Friday, June 21, 2019

Movie with Abe: The Command


The Command
Directed by Thomas Vinterberg
Released June 21, 2019

Historical films about large-scale disasters often fall into two categories: action epics about the scope of what went wrong and more intimate dramas about the people impacted. There are many stories of people being unexpectedly put into harm’s way when an unforeseen weather pattern or theoretically safe test goes hopelessly awry. These films stand both as a testament to those who lost their lives as a result and as a cinematic representation of what they endured. Truly capturing the sense of panic and hopelessness felt by those trapped in an impossible situation is the greatest challenge faced by a film like this.
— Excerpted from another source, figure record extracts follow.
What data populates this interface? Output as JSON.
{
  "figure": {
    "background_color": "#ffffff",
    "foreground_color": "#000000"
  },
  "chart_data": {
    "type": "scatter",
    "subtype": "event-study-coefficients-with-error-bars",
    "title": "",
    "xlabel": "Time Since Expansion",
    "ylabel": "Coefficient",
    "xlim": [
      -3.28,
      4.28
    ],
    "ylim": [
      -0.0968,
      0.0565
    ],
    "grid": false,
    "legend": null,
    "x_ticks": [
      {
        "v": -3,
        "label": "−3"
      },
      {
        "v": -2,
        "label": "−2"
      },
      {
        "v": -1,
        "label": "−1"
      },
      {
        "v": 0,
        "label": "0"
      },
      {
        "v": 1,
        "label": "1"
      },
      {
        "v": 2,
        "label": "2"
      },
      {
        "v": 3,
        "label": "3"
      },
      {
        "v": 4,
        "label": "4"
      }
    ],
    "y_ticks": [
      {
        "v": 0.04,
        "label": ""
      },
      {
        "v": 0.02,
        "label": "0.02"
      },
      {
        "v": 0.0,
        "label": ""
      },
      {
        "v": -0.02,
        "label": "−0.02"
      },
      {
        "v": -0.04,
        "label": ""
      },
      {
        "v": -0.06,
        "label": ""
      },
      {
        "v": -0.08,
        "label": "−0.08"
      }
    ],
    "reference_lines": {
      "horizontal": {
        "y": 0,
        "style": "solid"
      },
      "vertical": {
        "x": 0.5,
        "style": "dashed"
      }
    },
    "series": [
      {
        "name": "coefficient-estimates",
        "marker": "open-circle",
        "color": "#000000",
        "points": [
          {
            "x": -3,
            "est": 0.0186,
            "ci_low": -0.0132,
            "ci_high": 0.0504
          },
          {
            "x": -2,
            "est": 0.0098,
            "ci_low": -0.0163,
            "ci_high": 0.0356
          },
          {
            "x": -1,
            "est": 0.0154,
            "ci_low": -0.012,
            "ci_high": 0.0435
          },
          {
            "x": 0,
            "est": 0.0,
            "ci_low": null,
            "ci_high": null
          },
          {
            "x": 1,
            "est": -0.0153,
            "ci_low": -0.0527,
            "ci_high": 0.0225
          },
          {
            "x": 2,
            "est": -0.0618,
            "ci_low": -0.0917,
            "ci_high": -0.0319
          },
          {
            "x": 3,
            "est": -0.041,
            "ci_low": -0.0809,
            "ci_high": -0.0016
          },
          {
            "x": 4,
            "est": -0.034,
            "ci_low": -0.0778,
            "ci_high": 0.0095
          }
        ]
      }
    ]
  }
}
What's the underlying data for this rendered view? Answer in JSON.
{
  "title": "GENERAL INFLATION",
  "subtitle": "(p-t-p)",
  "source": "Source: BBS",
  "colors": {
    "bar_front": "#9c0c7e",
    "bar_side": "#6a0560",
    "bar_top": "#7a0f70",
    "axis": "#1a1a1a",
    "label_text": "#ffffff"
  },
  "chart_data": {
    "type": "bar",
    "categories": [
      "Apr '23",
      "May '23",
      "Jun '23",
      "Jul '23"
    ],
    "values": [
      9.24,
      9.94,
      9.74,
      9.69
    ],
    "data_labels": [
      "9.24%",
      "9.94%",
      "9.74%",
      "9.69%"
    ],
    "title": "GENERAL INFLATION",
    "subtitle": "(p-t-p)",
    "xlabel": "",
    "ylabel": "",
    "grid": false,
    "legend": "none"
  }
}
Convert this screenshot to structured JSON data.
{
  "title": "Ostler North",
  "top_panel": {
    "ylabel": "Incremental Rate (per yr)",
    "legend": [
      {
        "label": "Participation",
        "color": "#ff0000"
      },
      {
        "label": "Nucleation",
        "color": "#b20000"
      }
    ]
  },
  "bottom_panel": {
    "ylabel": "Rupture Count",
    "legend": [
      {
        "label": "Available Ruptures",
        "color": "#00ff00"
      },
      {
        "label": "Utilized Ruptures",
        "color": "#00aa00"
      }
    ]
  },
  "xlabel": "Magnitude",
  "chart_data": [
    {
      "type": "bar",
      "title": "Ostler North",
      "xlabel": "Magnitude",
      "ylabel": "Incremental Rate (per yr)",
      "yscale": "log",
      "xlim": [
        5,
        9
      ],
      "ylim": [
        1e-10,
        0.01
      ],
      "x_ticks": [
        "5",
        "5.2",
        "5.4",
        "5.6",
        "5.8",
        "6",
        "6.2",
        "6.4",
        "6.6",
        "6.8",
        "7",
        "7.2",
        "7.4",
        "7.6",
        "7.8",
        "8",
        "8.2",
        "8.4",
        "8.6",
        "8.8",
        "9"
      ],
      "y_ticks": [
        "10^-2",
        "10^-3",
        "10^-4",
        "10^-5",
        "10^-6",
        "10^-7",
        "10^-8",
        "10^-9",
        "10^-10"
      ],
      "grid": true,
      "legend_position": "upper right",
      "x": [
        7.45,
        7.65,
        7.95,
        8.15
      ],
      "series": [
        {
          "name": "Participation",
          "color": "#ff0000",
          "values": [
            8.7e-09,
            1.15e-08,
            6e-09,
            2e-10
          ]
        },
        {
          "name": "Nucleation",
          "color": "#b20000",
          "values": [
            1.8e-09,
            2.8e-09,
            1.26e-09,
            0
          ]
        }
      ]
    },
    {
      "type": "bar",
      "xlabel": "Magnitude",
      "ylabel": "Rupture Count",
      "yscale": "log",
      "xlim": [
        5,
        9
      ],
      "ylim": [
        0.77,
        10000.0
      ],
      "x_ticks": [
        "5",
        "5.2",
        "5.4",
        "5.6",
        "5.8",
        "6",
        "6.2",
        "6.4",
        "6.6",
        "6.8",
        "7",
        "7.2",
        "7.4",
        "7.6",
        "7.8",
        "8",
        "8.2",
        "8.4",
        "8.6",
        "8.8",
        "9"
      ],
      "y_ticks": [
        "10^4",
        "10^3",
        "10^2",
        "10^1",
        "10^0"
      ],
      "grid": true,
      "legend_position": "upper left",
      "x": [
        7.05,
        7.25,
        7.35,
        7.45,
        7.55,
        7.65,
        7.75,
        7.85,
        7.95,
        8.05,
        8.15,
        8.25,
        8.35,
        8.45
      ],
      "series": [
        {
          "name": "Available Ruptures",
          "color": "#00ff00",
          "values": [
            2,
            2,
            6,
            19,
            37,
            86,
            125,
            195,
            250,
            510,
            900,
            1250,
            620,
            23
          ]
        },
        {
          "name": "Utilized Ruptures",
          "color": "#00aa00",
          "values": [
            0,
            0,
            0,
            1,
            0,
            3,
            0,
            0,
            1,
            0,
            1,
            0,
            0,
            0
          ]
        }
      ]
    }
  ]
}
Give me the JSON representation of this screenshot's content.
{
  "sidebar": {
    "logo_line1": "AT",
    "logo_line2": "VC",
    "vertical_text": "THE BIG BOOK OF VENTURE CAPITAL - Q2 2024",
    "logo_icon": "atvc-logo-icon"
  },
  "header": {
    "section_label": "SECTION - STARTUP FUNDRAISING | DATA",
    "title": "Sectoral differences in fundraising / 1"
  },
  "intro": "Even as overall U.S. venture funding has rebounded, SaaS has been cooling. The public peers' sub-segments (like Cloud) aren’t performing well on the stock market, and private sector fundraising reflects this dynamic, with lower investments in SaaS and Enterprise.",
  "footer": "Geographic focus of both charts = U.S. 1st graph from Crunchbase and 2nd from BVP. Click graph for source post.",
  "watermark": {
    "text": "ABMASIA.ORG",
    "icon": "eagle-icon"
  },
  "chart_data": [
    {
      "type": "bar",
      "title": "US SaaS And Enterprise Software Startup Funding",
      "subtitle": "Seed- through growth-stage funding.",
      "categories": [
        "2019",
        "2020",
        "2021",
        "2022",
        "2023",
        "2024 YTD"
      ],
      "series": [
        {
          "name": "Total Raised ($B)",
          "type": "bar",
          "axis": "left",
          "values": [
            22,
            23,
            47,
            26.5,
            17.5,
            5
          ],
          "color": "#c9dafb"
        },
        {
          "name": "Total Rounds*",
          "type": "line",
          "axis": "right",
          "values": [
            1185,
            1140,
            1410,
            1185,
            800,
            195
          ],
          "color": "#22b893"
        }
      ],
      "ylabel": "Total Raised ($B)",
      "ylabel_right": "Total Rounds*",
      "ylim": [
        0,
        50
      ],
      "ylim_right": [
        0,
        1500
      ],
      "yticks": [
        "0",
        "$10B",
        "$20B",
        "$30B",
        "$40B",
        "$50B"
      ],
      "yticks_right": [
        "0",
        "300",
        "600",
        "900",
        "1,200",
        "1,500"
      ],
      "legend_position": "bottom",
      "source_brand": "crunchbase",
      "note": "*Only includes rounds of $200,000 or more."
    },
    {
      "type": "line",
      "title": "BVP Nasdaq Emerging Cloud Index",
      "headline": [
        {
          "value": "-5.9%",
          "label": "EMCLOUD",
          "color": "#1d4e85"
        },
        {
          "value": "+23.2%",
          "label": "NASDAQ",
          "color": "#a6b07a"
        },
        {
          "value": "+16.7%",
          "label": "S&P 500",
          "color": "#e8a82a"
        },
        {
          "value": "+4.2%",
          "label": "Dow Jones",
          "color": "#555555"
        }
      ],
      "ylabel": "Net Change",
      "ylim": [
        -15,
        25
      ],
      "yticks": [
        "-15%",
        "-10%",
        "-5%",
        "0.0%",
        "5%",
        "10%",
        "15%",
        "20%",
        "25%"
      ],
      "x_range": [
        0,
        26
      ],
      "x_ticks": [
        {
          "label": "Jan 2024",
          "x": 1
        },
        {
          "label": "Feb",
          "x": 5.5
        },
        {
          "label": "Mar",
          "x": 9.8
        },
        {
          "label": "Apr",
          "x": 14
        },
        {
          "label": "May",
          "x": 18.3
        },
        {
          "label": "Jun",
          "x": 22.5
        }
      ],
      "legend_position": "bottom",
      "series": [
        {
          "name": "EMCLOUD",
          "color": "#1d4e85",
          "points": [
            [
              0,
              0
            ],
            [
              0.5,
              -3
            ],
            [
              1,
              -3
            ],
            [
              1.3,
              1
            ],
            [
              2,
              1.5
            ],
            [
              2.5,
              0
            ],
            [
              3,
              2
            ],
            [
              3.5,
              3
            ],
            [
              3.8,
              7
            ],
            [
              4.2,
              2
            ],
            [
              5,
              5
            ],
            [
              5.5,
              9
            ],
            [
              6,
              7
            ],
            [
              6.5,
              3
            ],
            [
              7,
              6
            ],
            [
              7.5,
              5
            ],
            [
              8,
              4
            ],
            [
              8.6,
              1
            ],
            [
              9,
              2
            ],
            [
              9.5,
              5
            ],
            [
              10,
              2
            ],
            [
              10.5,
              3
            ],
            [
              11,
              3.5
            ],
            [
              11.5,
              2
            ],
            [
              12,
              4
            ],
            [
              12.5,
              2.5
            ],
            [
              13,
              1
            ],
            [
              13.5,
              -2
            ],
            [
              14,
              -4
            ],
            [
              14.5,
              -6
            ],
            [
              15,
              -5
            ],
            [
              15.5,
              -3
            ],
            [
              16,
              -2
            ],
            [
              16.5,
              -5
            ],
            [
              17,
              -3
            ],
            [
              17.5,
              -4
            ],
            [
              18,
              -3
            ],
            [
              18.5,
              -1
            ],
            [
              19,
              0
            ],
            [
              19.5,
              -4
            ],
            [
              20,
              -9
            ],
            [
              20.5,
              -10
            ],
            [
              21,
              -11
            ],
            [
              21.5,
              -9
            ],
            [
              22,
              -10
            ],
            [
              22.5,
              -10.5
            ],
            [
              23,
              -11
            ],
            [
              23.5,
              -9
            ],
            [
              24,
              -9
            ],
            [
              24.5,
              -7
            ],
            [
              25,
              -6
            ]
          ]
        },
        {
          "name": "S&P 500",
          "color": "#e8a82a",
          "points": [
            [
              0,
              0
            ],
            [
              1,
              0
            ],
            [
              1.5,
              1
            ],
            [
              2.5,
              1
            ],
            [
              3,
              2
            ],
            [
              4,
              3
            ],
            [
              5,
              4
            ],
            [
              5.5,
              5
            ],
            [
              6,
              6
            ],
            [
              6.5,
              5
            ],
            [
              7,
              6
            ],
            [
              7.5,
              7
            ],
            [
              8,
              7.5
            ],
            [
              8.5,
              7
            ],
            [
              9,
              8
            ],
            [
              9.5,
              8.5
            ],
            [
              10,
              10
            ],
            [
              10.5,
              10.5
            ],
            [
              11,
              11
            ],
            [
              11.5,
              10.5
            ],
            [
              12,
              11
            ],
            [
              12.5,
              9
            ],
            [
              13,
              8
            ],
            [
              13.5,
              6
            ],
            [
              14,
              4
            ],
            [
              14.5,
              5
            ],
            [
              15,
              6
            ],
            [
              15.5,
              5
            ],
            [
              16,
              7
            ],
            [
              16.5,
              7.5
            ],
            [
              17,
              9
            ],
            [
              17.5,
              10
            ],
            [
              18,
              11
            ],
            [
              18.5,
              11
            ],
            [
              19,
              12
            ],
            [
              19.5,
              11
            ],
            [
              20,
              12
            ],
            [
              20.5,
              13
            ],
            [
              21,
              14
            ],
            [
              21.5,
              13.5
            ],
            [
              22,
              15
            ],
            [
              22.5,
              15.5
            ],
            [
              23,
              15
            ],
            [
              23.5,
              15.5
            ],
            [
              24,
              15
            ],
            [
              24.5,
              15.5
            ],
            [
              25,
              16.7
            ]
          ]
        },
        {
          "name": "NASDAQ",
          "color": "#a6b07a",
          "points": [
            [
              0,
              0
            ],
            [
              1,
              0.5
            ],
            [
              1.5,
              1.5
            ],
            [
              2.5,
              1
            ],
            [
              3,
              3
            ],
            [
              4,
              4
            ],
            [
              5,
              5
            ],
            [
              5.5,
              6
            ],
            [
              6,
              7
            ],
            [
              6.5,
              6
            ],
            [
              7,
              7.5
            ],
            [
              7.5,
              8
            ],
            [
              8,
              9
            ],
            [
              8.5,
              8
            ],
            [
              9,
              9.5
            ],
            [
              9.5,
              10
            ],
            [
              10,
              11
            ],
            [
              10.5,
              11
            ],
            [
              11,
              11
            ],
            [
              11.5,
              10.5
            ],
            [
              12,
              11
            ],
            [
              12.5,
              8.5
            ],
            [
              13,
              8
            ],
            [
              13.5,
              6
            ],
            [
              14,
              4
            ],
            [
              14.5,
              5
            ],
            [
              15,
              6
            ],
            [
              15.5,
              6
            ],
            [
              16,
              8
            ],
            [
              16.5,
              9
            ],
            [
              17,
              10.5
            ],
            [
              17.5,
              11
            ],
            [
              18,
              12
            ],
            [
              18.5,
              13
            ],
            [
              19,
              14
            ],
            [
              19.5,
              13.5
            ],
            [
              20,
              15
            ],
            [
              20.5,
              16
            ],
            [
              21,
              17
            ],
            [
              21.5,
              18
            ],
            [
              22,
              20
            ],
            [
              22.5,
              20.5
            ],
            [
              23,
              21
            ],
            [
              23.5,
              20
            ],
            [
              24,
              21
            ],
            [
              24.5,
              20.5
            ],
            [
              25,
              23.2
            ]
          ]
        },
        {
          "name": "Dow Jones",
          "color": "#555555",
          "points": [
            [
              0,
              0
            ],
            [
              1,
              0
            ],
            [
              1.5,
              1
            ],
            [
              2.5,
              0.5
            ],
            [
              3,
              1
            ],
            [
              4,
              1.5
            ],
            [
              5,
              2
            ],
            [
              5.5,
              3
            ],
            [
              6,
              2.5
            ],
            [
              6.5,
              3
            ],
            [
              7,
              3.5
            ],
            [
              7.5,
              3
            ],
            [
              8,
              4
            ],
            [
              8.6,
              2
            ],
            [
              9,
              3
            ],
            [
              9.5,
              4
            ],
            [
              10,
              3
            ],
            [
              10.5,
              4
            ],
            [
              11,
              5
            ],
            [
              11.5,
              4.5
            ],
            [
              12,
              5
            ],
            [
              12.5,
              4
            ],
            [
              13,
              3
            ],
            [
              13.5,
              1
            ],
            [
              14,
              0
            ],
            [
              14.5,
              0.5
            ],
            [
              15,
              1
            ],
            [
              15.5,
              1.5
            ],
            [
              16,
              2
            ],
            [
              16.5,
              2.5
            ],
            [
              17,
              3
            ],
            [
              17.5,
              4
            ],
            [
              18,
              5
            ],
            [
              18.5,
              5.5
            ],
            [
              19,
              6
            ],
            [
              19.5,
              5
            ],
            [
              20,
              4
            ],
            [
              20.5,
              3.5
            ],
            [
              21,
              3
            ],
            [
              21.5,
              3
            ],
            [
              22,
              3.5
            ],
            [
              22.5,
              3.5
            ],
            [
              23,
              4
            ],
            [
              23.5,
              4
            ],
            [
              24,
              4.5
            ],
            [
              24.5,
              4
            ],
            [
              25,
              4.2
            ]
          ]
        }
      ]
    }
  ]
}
Mikhail Averin (Matthias Schoenaerts) is a captain aboard the Russian Kursk submarine in 2000, conducting a routine naval exercise. When two explosions rock the ship, the crew struggles to survive, aware that they must do whatever they can to alert those who could send help that they are both in distress and still alive. Averin does his best to maintain a calm atmosphere as his men gradually become aware of their increasingly poor odds, while a British commodore (Colin Firth) watches closely from afar and seeks to offer assistance to a reticent Russian operation weary of having anything about their nuclear-powered submarine discovered in the process.

This is a film that emphasizes those aboard the Kursk and the commitment they have to survive, driven by a desire to be reunited with their families. Averin is just one of the characters portrayed, whose relationship with his pregnant wife (Léa Seydoux) and young son (Artemiy Spiridonov) serves to anchor his will to live. He is a fitting representation of true awareness of his circumstances, resolute that keeping his men sane is just as crucial as ensuring that they can be rescued. Due to the tragic nature of this story’s end, many of the scenes are likely invented, but the power and devotion shown within them is indeed representative of a heroism that was displayed even by documented events that led to their eventually being located.

Danish director Thomas Vintenberg, who was Oscar-nominated for his strong drama “The Hunt” in 2013, has assembled an entirely international cast for a film all in English that might have been better served by using original languages instead. It’s not a tremendous detriment, as performances from Schoenaerts, Seydoux, August Diehl, and others are just as strong as they might have been in a different language. This film runs almost two full hours, spending time with the people it seeks to commemorate in a film that effectively spotlights the unfortunate politics and unnecessary diplomatic obstacles that can result in devastating loss akin to another such disastrous event recently chronicled on HBO in “Chernobyl.”